Rothmanns Roman überzeugt von Anfang an mit seiner Intensität, mit seiner klaren, deutlichen, rhythmischen Sprache. Nirgendwo fällt die Geschichte ab ins Banale. Nirgendwo ins Klischierte. Er entgeht den Fallen, in die die typischen Geschichtsromane bedenkenlos hineintappen, indem sie zu persönlich, zu intim, fast voyeuristisch und urteilend werden. Rothmann hält Distanz durch die Sprache. Sie erlaubt eine Bewegungsfreiheit, die einlädt, jeden Satz mehrmals zu lesen, um ihm neue Aspekte, Erinnerungsspuren und Konnotationen zu entlocken.

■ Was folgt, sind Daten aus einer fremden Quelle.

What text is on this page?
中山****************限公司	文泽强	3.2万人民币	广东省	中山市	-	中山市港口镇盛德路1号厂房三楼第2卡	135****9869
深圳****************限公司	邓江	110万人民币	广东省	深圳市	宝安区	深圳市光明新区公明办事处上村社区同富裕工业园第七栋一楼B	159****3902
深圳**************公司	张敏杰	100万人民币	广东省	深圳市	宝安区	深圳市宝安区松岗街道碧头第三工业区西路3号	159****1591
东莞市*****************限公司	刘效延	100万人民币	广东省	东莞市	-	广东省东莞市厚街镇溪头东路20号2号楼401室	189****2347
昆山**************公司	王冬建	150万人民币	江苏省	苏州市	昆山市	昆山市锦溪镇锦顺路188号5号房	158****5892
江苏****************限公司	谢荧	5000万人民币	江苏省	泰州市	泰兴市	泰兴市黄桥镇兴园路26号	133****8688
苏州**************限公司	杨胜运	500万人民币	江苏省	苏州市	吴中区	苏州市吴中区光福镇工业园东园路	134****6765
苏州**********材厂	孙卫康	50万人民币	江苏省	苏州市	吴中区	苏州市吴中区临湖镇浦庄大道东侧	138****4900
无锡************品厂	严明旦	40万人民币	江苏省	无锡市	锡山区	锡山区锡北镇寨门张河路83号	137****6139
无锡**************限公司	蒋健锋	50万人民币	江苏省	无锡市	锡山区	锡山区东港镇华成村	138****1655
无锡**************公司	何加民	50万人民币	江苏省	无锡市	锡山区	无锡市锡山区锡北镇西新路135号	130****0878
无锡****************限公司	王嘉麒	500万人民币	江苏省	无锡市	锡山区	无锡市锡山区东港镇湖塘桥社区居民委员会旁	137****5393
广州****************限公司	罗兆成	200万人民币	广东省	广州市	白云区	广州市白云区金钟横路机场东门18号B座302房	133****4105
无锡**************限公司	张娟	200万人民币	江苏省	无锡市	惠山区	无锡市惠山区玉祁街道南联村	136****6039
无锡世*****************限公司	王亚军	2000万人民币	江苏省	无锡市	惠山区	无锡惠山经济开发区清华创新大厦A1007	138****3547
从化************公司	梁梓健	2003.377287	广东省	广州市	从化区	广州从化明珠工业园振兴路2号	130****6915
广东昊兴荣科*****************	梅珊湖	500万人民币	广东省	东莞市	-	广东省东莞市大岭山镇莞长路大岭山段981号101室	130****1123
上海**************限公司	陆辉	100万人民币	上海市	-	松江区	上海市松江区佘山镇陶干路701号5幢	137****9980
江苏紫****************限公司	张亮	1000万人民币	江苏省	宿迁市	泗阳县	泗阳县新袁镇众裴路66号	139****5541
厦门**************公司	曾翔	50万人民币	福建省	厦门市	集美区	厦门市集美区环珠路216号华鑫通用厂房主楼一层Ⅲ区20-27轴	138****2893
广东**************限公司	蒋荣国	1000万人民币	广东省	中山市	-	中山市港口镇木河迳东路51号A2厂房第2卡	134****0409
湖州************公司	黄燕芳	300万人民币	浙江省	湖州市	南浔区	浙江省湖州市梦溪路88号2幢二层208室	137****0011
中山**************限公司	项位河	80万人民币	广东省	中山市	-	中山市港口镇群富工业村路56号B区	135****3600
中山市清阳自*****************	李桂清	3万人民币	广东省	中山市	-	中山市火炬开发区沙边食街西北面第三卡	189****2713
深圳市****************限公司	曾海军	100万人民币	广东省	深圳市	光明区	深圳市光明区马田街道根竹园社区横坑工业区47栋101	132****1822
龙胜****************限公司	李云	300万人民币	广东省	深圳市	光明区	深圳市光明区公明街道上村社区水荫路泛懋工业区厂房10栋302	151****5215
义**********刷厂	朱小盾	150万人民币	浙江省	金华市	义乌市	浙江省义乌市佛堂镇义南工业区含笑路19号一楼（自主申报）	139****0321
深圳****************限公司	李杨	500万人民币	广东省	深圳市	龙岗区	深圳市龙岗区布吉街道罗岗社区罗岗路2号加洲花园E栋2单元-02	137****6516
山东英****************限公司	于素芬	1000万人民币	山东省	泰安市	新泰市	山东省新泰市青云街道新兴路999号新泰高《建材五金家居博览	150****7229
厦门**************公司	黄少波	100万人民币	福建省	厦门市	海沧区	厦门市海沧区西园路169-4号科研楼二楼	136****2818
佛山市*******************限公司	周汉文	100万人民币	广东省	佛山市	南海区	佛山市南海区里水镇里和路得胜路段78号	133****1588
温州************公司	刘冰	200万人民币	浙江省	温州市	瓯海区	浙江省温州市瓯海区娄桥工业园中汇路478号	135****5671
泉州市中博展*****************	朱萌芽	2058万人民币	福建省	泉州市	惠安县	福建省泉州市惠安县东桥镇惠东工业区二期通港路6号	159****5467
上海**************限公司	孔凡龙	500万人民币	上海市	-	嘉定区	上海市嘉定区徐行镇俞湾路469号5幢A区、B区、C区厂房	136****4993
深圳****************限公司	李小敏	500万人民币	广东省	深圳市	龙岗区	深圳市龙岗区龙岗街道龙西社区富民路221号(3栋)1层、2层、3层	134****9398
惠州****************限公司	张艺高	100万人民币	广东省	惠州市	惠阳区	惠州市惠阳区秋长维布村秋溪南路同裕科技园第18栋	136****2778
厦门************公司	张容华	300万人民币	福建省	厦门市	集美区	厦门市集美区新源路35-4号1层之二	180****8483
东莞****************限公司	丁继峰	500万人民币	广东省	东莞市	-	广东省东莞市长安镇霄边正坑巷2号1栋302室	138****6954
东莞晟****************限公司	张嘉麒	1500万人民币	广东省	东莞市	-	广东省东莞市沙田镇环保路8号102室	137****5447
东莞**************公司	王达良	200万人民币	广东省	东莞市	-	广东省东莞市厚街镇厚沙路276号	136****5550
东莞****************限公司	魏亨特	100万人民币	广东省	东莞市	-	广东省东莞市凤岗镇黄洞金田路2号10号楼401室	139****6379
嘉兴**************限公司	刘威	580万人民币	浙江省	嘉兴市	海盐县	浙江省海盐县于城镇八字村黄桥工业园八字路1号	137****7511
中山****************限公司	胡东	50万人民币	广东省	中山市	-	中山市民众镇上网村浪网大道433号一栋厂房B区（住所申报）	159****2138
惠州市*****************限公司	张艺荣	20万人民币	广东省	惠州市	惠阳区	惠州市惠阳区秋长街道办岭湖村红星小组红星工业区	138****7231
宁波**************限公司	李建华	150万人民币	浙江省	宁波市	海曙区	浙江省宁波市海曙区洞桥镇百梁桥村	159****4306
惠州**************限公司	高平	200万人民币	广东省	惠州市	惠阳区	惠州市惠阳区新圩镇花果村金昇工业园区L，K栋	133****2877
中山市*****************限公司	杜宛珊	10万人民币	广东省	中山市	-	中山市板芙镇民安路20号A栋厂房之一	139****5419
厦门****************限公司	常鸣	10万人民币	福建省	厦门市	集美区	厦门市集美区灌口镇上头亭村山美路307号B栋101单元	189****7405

Ralf Rothmanns Roman steht in Tradition von Erich Maria Remarques „Im Westen nichts Neues“ und Ferdinand Célines „Reise ans Ende der Nacht“, ohne diese zu plagiieren. Er verarbeitet Werner Bräunigs „Rummelplatz“ gelungen und mischt Elemente von Gustav Flauberts „Madame Bovary“ hinzu, ohne zu langweilen. Er verbindet so gefühlsgeladene Familiengeschichten wie Susanne Abels Gretchen-Reihe („Stay away from Gretchen“, „Was ich nie gesagt“) oder Jan Weilers „Der Markisenmann“ mit vielschichtiger, differenzierter Erzählfreude, wie es nur wenige können.

Wer von Uwe Tellkamps letztem Roman „Der Schlaf in den Uhren“ enttäuscht ist, darf mit Ralf Rothmann „Die Nacht unterm Schnee“ für die Gegenwartsliteratur wieder Hoffnung schöpfen.